Liputan6.com, Jakarta - Menangis adalah cara bayi berkomunikasi pada fase awal kehidupannya. Namun, tidak jarang tangisan ini membuat ibu merasa cemas, panik, bahkan menyalahkan diri sendiri ketika gagal menenangkan buah hati. Padahal, kunci agar bayi lebih tenang justru berawal dari ketenangan sang ibu.
Psikolog klinis anak lulusan Universitas Indonesia, Saskhya Aulia Prima, M.Psi, mengatakan bahwa menangis merupakan bentuk komunikasi bayi yang sering kali disalahartikan sebagai rewel. Kondisi ini kerap membuat ibu muda merasa tegang dan tertekan.
"Kuncinya adalah memiliki parental reflective function, kemampuan orang tua untuk memahami perilaku anak dari sudut pandang pikiran, perasaan, dan kebutuhannya, sekaligus menyadari emosi diri sendiri," kata Saskhya.
Menurutnya, kemampuan ini membantu ibu mengelola emosi, memahami kondisi bayi saat rewel, dan merespons dengan lebih tenang. Dia, menambahkan, perubahan emosional ibu sejak masa kehamilan, seperti meningkatnya empati dan sensitivitas, dapat memicu stres ketika menghadapi bayi yang sering menangis.
Standar Ibu Sempurna dan Tekanan Emosional
Saskhya menyoroti fenomena ibu muda masa kini yang cenderung memiliki standar tinggi untuk menjadi 'ibu sempurna'. Hal ini termasuk dalam hal menenangkan bayi. Jika gagal, banyak ibu merasa panik hingga menyalahkan diri sendiri.
"Ibu muda kini punya standar yang cenderung ingin jadi ibu sempurna. Kalau bayi nangis terus dan merasa gagal menenangkan, mereka bisa panik sampai menyalahkan diri sendiri," ujarnya.
Dia menekankan pentingnya ibu tetap tenang ketika bayi menangis. Saat ibu tenang, bayi akan lebih mudah ikut tenang dan penyebab ketidaknyamanan yang memicu tangisan dapat teratasi.
"Jadi, ketika kita bisa center-nya, fokus ke anak, kita jadi tahu anaknya butuh apa, walaupun mungkin kadang-kadang kita salah tapi dua-duanya jadi lebih tenang," tambahnya.
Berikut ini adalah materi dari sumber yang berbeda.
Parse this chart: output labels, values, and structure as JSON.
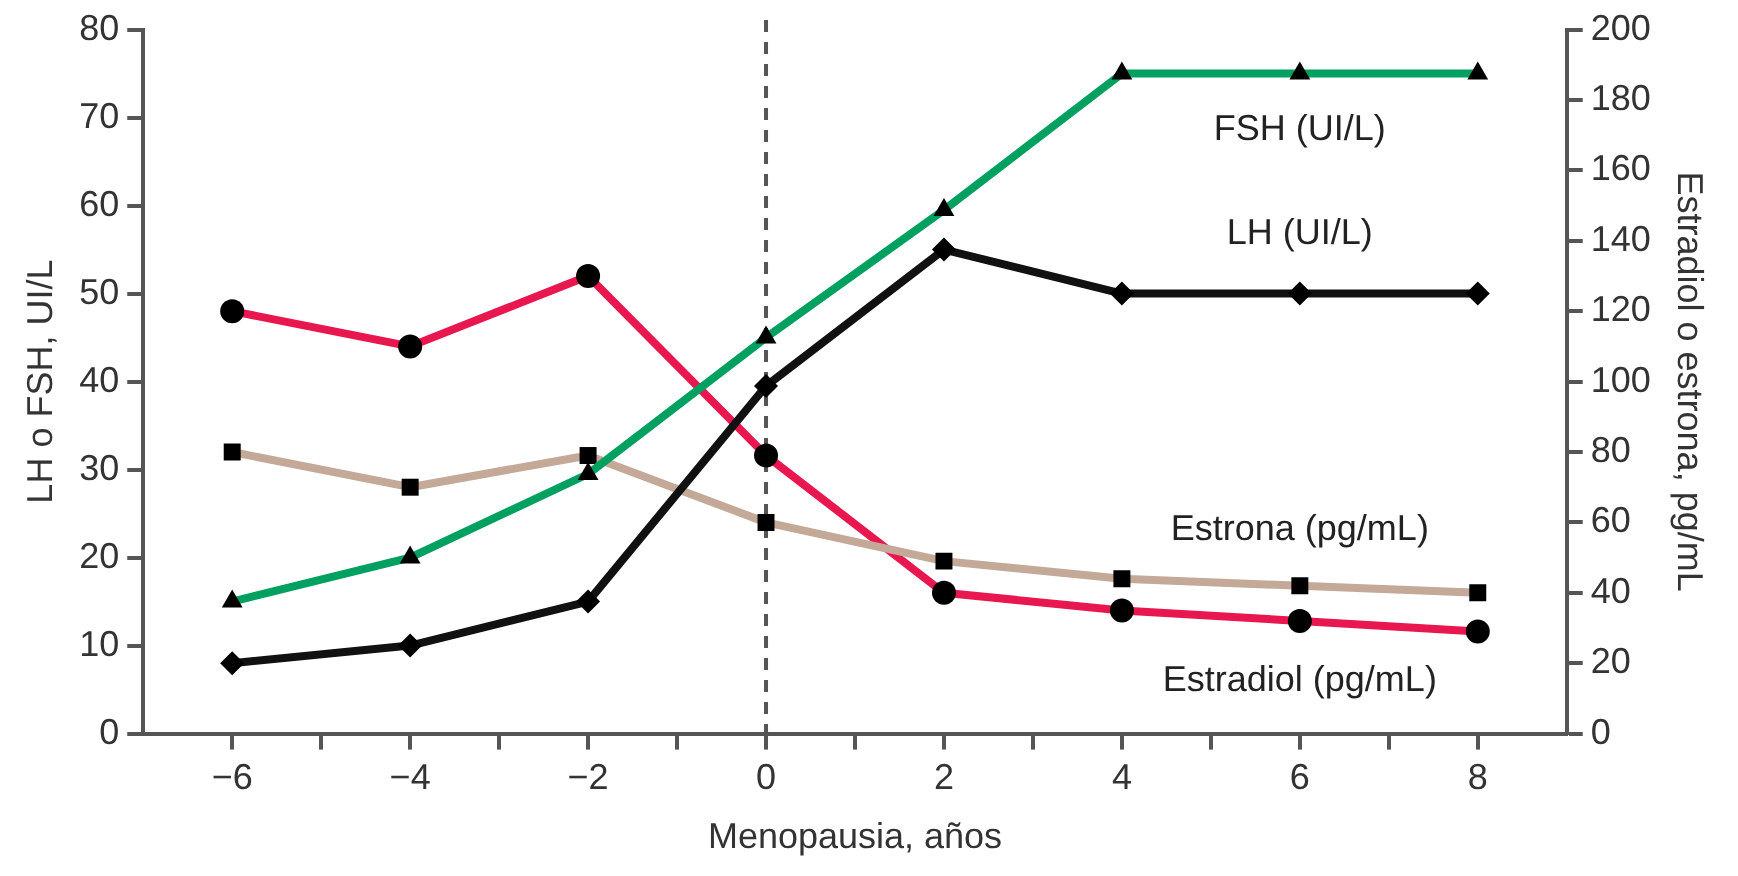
{
  "chart_data": {
    "type": "line",
    "xlabel": "Menopausia, años",
    "ylabel": "LH o FSH, UI/L",
    "y2label": "Estradiol o estrona, pg/mL",
    "x": [
      -6,
      -4,
      -2,
      0,
      2,
      4,
      6,
      8
    ],
    "xlim": [
      -7,
      9
    ],
    "xticks": [
      -6,
      {
        "value": -5,
        "label": null
      },
      -4,
      {
        "value": -3,
        "label": null
      },
      -2,
      {
        "value": -1,
        "label": null
      },
      0,
      {
        "value": 1,
        "label": null
      },
      2,
      {
        "value": 3,
        "label": null
      },
      4,
      {
        "value": 5,
        "label": null
      },
      6,
      {
        "value": 7,
        "label": null
      },
      8
    ],
    "ylim": [
      0,
      80
    ],
    "yticks": [
      0,
      10,
      20,
      30,
      40,
      50,
      60,
      70,
      80
    ],
    "y2lim": [
      0,
      200
    ],
    "y2ticks": [
      0,
      20,
      40,
      60,
      80,
      100,
      120,
      140,
      160,
      180,
      200
    ],
    "series": [
      {
        "name": "FSH (UI/L)",
        "color": "#00a060",
        "marker": "triangle",
        "values": [
          15,
          20,
          29.5,
          45,
          59.5,
          75,
          75,
          75
        ]
      },
      {
        "name": "LH (UI/L)",
        "color": "#111111",
        "marker": "diamond",
        "values": [
          8,
          10,
          15,
          39.5,
          55,
          50,
          50,
          50
        ]
      },
      {
        "name": "Estrona (pg/mL)",
        "color": "#c4a898",
        "marker": "square",
        "axis": "y2",
        "values": [
          80,
          70,
          79,
          60,
          49,
          44,
          42,
          40
        ]
      },
      {
        "name": "Estradiol (pg/mL)",
        "color": "#e8174f",
        "marker": "circle",
        "axis": "y2",
        "values": [
          120,
          110,
          130,
          79,
          40,
          35,
          32,
          29
        ]
      }
    ],
    "ref_lines": [
      {
        "axis": "x",
        "value": 0,
        "color": "#555555",
        "line_style": "dashed"
      }
    ],
    "grid": false,
    "legend": false,
    "line_style": "solid"
  }
}
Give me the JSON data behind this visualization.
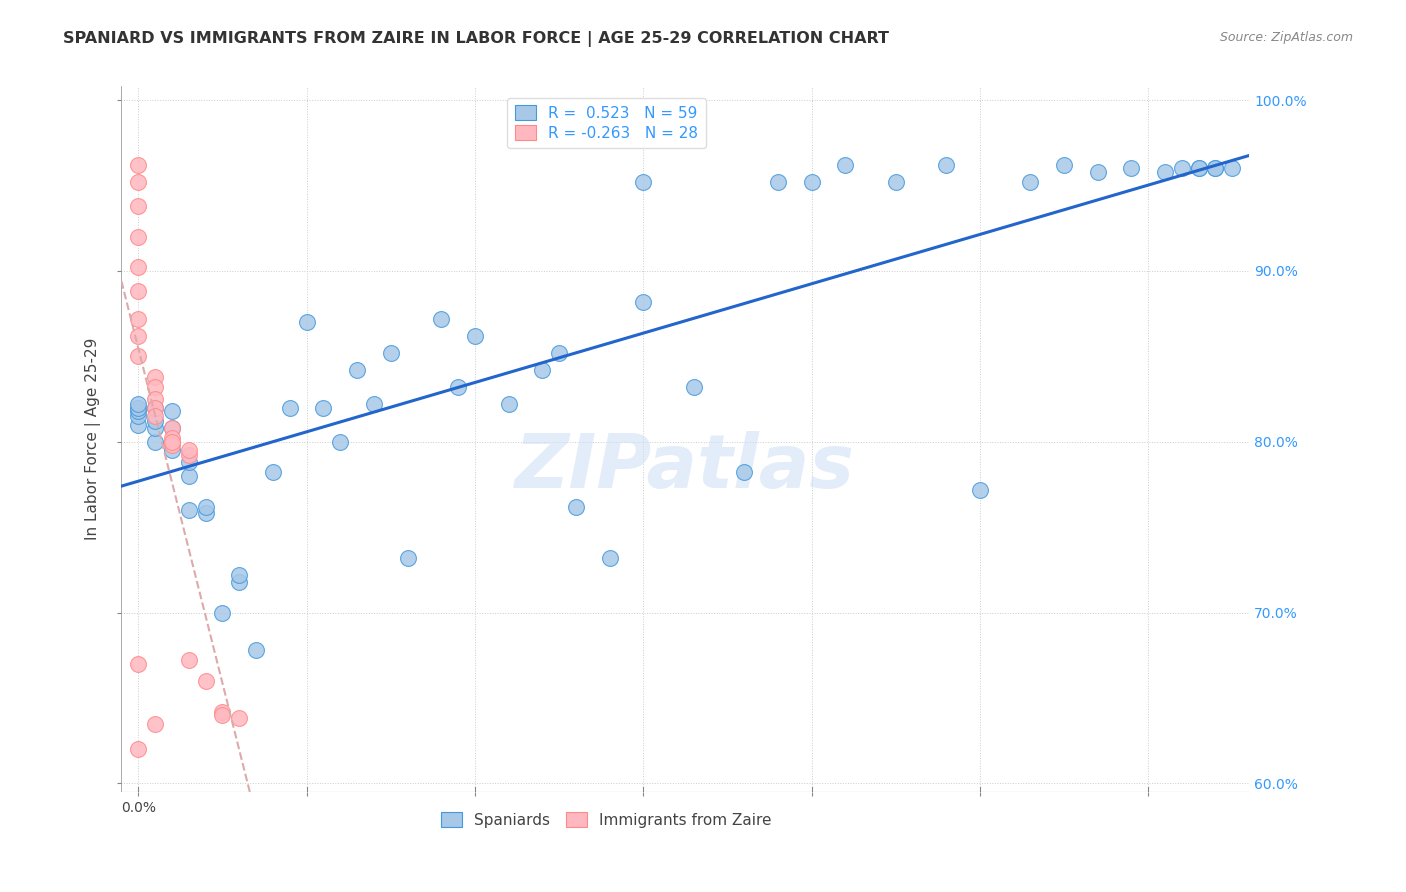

Saskhya juga menyarankan ibu untuk mengambil jeda enam hingga tujuh detik guna menenangkan diri sebelum merespons bayi. Menurutnya, langkah kecil ini bisa membantu ibu berpikir lebih jernih dalam menentukan tindakan selanjutnya.
Perspektif Dokter Anak
Senada dengan Saskhya, dokter spesialis anak lulusan Universitas Indonesia, dr. Dimple Nagrani, Sp.A, menjelaskan, ketenangan ibu memiliki pengaruh besar pada kondisi bayi.
"Bayi selama dalam kandungan terbiasa mendengar detak jantung ibu yang stabil. Begitu lahir, kalau dia digendong dan mendengar detak jantung ibu yang berbeda karena panik atau cemas, maka bayi tidak akan bisa tenang," ujarnya.
Dimple, menambahkan, ketika ibu merasa deg-degan atau napasnya lebih cepat akibat panik, hal tersebut akan dirasakan bayi.
"Kalau kita deg-degan, napas kita jadi lebih cepat. Jadi, bayi kita itu tidak akan bisa tenang dengan seseorang yang saat menggendong itu deg-degan terus," ujarnya.
Pentingnya Kesadaran Emosi Orang Tua
Keduanya sepakat bahwa kesadaran emosi orang tua sangat menentukan kondisi bayi. Dengan parental reflective function, orang tua bisa memahami kebutuhan bayi sekaligus menjaga stabilitas emosi mereka sendiri.
Ketenangan ibu tidak hanya berdampak pada bayi, tapi juga membantu ibu mengurangi stres dan mencegah perasaan bersalah yang berlebihan. Hal ini pada akhirnya akan menciptakan iklim emosional yang lebih sehat di keluarga.